確かにここの棚は高いな。と思いつつ、僕は手を伸ばして倭さんの指先が示しているケースをとった。
「これ?」
倭さんの顔が僕の方を向いていた。なんだろう、僕からは彼女の眼は見えないのに、視線が合ってるように思える。
そして小さく頷いた。
「へえ……」
タイトルを読んでも記憶には引っかからない。
「おすすめ」
裏返して裏面を見る。あらすじを見る限り面白そうだ。つい最近の作品ではなかった。
「倭さんはこういうのが好きなの?」
「……私は、なんでも見るから。なんでも読むし……」
どうやらこだわりは特にないらしい。
その後、一枚だけ借りていくのもなんだかなあと思ってさらに一枚倭さんのおすすめを観ることにし、倭さんが良さげなのを探すのを手伝った。

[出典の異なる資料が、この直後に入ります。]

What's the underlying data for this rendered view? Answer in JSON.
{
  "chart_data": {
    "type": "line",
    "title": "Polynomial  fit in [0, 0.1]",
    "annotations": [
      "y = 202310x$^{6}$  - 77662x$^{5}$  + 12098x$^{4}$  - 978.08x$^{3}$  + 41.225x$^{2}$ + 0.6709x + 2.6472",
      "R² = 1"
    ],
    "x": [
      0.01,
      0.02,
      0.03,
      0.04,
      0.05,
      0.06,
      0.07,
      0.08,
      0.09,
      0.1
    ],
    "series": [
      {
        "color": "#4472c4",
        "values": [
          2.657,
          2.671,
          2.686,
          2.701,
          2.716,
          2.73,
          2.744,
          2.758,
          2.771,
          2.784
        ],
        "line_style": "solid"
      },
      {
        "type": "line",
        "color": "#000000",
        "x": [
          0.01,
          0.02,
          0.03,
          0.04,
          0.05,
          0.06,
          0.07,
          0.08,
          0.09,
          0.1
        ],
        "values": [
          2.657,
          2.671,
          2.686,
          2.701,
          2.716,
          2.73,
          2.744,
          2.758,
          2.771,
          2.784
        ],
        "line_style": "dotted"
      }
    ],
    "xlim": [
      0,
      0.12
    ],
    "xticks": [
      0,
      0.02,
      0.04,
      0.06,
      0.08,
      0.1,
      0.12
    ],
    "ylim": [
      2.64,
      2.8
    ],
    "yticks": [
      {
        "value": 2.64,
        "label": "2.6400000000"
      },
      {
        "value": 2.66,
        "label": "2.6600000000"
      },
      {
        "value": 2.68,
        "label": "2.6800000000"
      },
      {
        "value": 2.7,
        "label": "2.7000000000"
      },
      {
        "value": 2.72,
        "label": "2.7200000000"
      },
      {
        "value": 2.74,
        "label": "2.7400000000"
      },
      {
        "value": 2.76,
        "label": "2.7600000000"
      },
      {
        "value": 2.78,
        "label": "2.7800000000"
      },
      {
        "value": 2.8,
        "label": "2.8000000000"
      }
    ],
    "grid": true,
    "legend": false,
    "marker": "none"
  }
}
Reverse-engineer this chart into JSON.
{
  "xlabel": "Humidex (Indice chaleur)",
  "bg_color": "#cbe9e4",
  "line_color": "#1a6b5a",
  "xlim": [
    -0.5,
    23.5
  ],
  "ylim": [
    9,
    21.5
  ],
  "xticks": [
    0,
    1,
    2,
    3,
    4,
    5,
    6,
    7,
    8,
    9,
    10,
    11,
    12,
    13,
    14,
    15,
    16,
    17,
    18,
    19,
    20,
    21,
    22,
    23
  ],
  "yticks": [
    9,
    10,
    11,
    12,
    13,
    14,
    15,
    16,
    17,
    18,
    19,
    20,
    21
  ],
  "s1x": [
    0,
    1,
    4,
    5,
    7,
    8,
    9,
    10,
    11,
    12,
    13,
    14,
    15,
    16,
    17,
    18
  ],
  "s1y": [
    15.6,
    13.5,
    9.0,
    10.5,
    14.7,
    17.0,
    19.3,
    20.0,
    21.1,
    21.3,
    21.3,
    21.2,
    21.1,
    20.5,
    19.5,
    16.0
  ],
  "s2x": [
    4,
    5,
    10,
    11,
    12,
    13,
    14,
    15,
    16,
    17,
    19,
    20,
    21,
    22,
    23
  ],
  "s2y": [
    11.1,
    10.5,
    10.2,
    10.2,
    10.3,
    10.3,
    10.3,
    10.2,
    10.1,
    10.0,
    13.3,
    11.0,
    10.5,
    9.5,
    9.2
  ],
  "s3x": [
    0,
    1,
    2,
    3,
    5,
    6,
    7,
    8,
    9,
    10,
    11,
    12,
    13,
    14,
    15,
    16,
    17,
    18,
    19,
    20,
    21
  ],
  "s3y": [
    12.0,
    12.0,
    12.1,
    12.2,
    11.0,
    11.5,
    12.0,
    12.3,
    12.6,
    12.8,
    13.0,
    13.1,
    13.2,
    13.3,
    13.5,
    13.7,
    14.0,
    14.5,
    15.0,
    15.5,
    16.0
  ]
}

気づいたのは、彼女は別に無口なわけじゃないということ。話を振れば普通に返してくれる(首を振るだけのこともあるけど)。一見話しかけづらそうに見えるだけで、実際はそんなことなかった。
「……亜城君は、時宮さんと友達?」
「え? 凪紗ちゃんと?」
ただ声が小さいから、静かなところでないと話しづらいというのはあるかもしれない。
「……別に。ちょっと昔に知り合いだったことがあるだけ」
ぼかしながら答えた。ふうん、と返す倭さんは興味が失せたようで、再びDVDを探す作業に戻った。
「結構借りるんだね」
店内で使える小さなプラスチックのかごには、五、六枚ほどのDVDが入れられていた。一週間あるとはいえ、見れるのだろうか。
「大丈夫……」
平常よりさらに小さい声で、たぶん、と呟いたのを僕の耳は見逃さなかった。倭さんのお金だし僕が口を挟む必要はないんだけどね。
レジで会計を済ませ、外へ。空はすっかり暗くなってしまっていた。
僕はまあ大丈夫にしても、倭さんはどうなんだろう。
「暗いけど、一人で大丈夫?」
「……問題ない」
横に並ぶ倭さんを窺うが、やはりその表情はよくわからない。
どうやら店を出てから向かう方向からすでに別のようで、店先でお別れとなった。
「じゃ、また明日。気を付けてね」
社交辞令のような別れの言葉をかける。
倭さんは、なぜか一瞬固まったあと、僕に向き直って、
「…………また明日」
と。
風が髪を揺らした。
垂れた前髪が隠していた両の瞳が僕を見ていた。
その口元はかすかに歪み、微笑を形どっていた。